# Sen neresi dersen orası olsun.



## Mindlevery

Hi all!
May I ask for translation please?

*Sen neresi dersen orası olsun.
* 

Thank you in advance! ^^


----------



## aslan

Seeing the whole sentence would be best for an efficent translation, but I would say;

"Wherever you want"


----------



## Mindlevery

Actually this was the whole sentence...

Thank you very much!


----------



## ukuca

Without any context, my suggestion would be:
Sen neresi dersen orası olsun: 
"Name the place and there shall be it!"


----------



## valo__fan

Yes I  agree with Ukuca because "Wherever you want" means "nereyi istersen" want:istemek 
The true one  is "Name the place and there shall be it"


----------



## aslan

I just thought the sentence as a part of a conversation;

-Bu yaz tatile nereye gidelim? (Where shall we go on holiday this summer)
-Sen neresi dersen orası olsun" (Wherever you want)

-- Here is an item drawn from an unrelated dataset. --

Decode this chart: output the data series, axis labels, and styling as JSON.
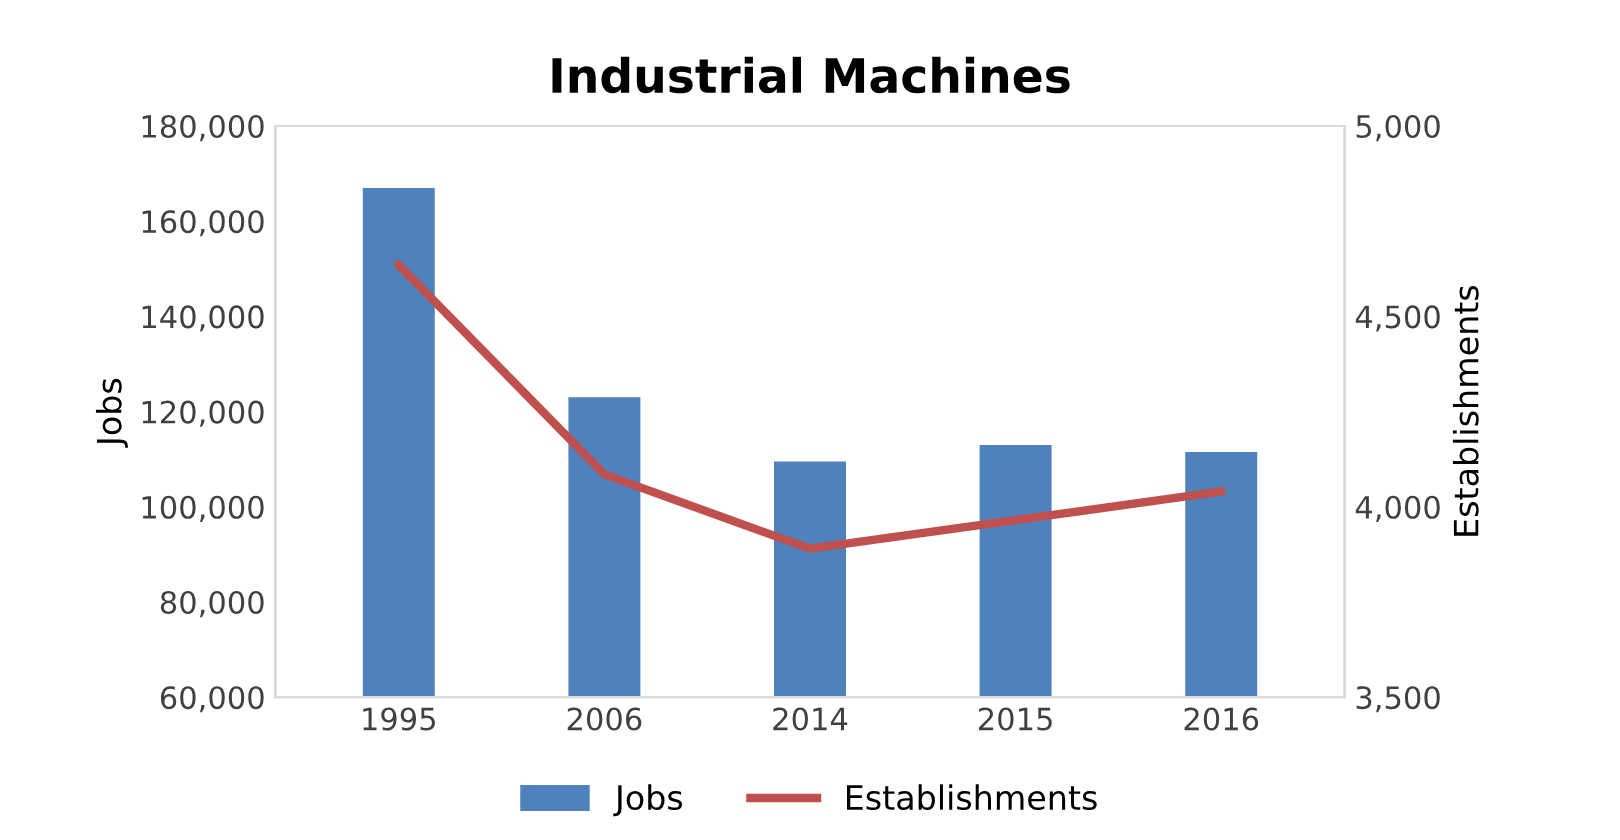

I think, in this context "Wherever you want" sounds better, , but Of course The exact translation should be "Name the place and there shall be it!" as written before


----------



## impaRador

*I*t's suitable where (that) you say.


----------



## Mindlevery

Hmm. Seeing the context I think "Name the place and there shall be it" fits better. But they have similar meaning. 

Thanks everyone!!!


----------



## Ansonesque

As Aslan suggested,  'Wherever you want' sounds the most natural in English. One would never actually say 'Name the place and there shall be it,' although you could shorten it to just 'Name the place.' 

'...and there shall be it' sounds very odd, and might actually be grammatically incorrect. I'd have to double-check, though.


----------



## Mindlevery

Ansonesque said:


> As Aslan suggested, 'Wherever you want' sounds the most natural in English. One would never actually say 'Name the place and there shall be it,' although you could shorten it to just 'Name the place.'
> 
> '...and there shall be it' sounds very odd, and might actually be grammatically incorrect. I'd have to double-check, though.


 
Both version make sense if I translate them to my native langauge, Hungarian!


----------